By Oliver Gray
Investing.com - U.S. stock futures were higher in early APAC deals on Monday, after major benchmark indices finished slightly lower last week, their first losing week in six as market participants digested local data, with annual inflation rising a 31 year high last Wednesday, while consumer sentiment dropped to its lowest in a decade.
During Friday’s session, The Dow Jones Industrial Average rose 179.08 points, or 0.5%, to close at 36,100.31. The S&P 500 gained 33.6 points or 0.72% to 4,682.85. The Nasdaq Composite rallied 156.68 points or 1% to 15,860.96. For the week, The Dow fell 0.6%, the S&P 500 dipped 0.3% and the Nasdaq Composite traded down about 0.7%.
Dow Jones 30 Futures added 0.08%, S&P 500 Futures lifted 0.82% and Nasdaq 100 Futures were up 1.11%.
Among stocks, Tesla Inc (NASDAQ:TSLA) eased 2.83% during Friday's regular session after Elon Musk sold a combined $US6.9 billion worth of shares throughout the week.

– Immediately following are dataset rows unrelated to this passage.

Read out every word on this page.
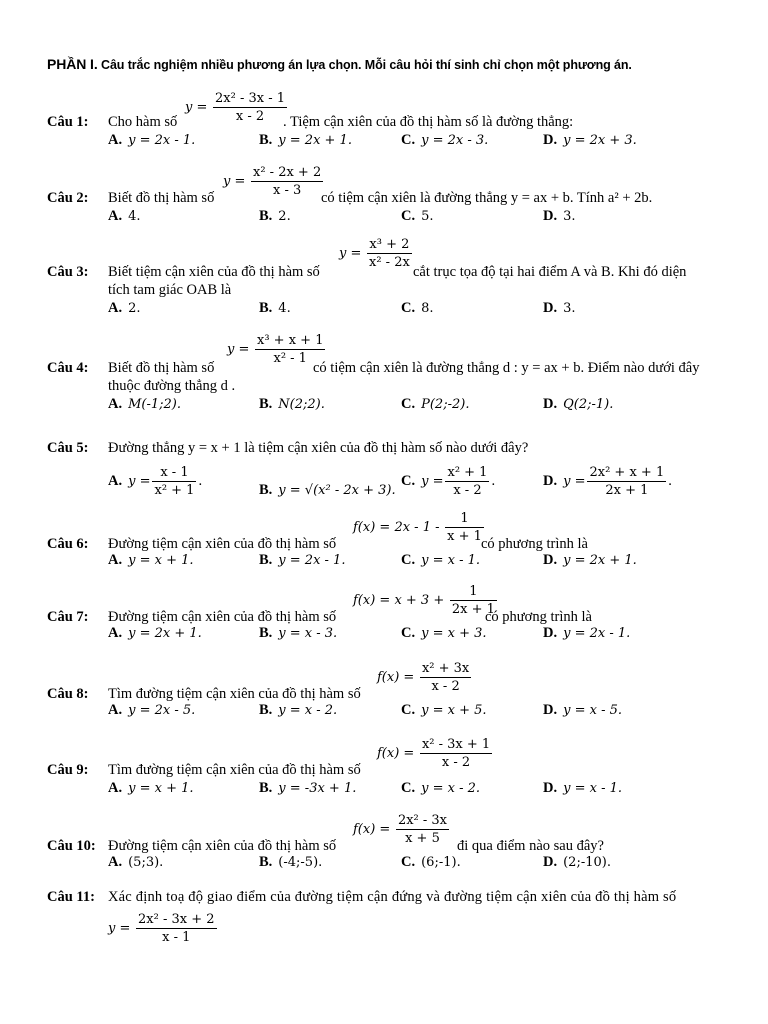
PHẦN I. Câu trắc nghiệm nhiều phương án lựa chọn. Mỗi câu hỏi thí sinh chỉ chọn một phương án.
Câu 1: Cho hàm số
$y = \frac{\text{2x² - 3x - 1}}{x - 2}$
. Tiệm cận xiên của đồ thị hàm số là đường thẳng:
A. y = 2x - 1.	B. y = 2x + 1.	C. y = 2x - 3.	D. y = 2x + 3.
Câu 2: Biết đồ thị hàm số
$y = \frac{\text{x² - 2x + 2}}{x - 3}$
có tiệm cận xiên là đường thẳng y = ax + b. Tính a² + 2b.
A. 4.	B. 2.	C. 5.	D. 3.
Câu 3: Biết tiệm cận xiên của đồ thị hàm số
$y = \frac{\text{x³ + 2}}{\text{x² - 2x}}$
cắt trục tọa độ tại hai điểm A và B. Khi đó diện
tích tam giác OAB là
A. 2.	B. 4.	C. 8.	D. 3.
Câu 4: Biết đồ thị hàm số
$y = \frac{\text{x³ + x + 1}}{\text{x² - 1}}$
có tiệm cận xiên là đường thẳng d : y = ax + b. Điểm nào dưới đây
thuộc đường thẳng d .
A. M(-1;2).	B. N(2;2).	C. P(2;-2).	D. Q(2;-1).
Câu 5: Đường thẳng y = x + 1 là tiệm cận xiên của đồ thị hàm số nào dưới đây?
A. $y = \frac{x - 1}{\text{x² + 1}}$ .
B. y = √(x² - 2x + 3).
C. $y = \frac{\text{x² + 1}}{x - 2}$ .	D. $y = \frac{\text{2x² + x + 1}}{2x + 1}$ .
Câu 6: Đường tiệm cận xiên của đồ thị hàm số
$f(x) = 2x - 1 - \frac{1}{x + 1}$
có phương trình là
A. y = x + 1.	B. y = 2x - 1.	C. y = x - 1.	D. y = 2x + 1.
Câu 7: Đường tiệm cận xiên của đồ thị hàm số
$f(x) = x + 3 + \frac{1}{2x + 1}$
có phương trình là
A. y = 2x + 1.	B. y = x - 3.	C. y = x + 3.	D. y = 2x - 1.
Câu 8: Tìm đường tiệm cận xiên của đồ thị hàm số
$f(x) = \frac{\text{x² + 3x}}{x - 2}$
A. y = 2x - 5.	B. y = x - 2.	C. y = x + 5.	D. y = x - 5.
Câu 9: Tìm đường tiệm cận xiên của đồ thị hàm số
$f(x) = \frac{\text{x² - 3x + 1}}{x - 2}$
A. y = x + 1.	B. y = -3x + 1.	C. y = x - 2.	D. y = x - 1.
Câu 10: Đường tiệm cận xiên của đồ thị hàm số
$f(x) = \frac{\text{2x² - 3x}}{x + 5}$
đi qua điểm nào sau đây?
A. (5;3).	B. (-4;-5).	C. (6;-1).	D. (2;-10).
Câu 11: Xác định toạ độ giao điểm của đường tiệm cận đứng và đường tiệm cận xiên của đồ thị hàm số
$y = \frac{\text{2x² - 3x + 2}}{x - 1}$
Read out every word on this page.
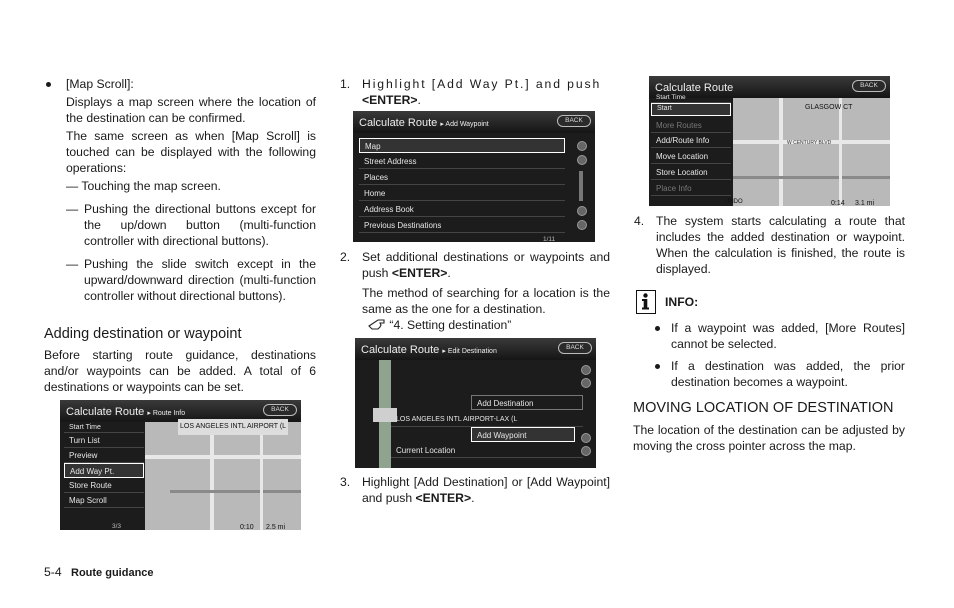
[Map Scroll]:

Displays a map screen where the location of the destination can be confirmed.

The same screen as when [Map Scroll] is touched can be displayed with the following operations:

— Touching the map screen.
— Pushing the directional buttons except for the up/down button (multi-function controller with directional buttons).

— Pushing the slide switch except in the upward/downward direction (multi-function controller without directional buttons).

Adding destination or waypoint

Before starting route guidance, destinations and/or waypoints can be added. A total of 6 destinations or waypoints can be set.

Calculate Route ▸ Route Info
BACK
LOS ANGELES INTL AIRPORT (L
Start Time
Turn List
Preview
Add Way Pt.
Store Route
Map Scroll
3/3	0:10 2.5 mi
1. Highlight [Add Way Pt.] and push
<ENTER>.
Calculate Route ▸ Add Waypoint
BACK
Map
Street Address
Places
Home
Address Book
Previous Destinations
1/11
2. Set additional destinations or waypoints and push <ENTER>.

The method of searching for a location is the same as the one for a destination.

“4. Setting destination”
Calculate Route ▸ Edit Destination
BACK
Add Destination
LOS ANGELES INTL AIRPORT-LAX (L
Add Waypoint
Current Location
3. Highlight [Add Destination] or [Add Waypoint] and push <ENTER>.

Calculate Route	BACK
GLASGOW CT
W CENTURY BLVD
Start Time
Start
More Routes
Add/Route Info
Move Location
Store Location
Place Info
UNDO	0:14 3.1 mi
4. The system starts calculating a route that includes the added destination or waypoint. When the calculation is finished, the route is displayed.

INFO:

If a waypoint was added, [More Routes] cannot be selected.

If a destination was added, the prior destination becomes a waypoint.

MOVING LOCATION OF DESTINATION

The location of the destination can be adjusted by moving the cross pointer across the map.

5-4 Route guidance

Johnson & Johnson (NYSE:JNJ) saw its shares rise 1.2% as it announced plans Friday to split its consumer products business from its pharmaceutical and medical device operations, creating two publicly traded companies. Tech giants also lifted as Facebook-parent Meta Platforms Inc (NASDAQ:FB) rallied 4.01%. Apple (NASDAQ:AAPL) added 1.43%, Alphabet Inc Class A (NASDAQ:GOOGL) gained 2%, Microsoft (NASDAQ:MSFT) lifted 1.29% and Amazon (NASDAQ:AMZN) traded 1.52% higher.
On the bond markets, United States 10-Year rates were at 1.566%.
Among data, Consumer sentiment in early November dropped to the lowest reading since 2011 amid heightened inflation fears, while JOLTs Job Openings showed that the number of workers leaving their jobs voluntarily rose by 4.4 million in September, a record since the data become available in 2000.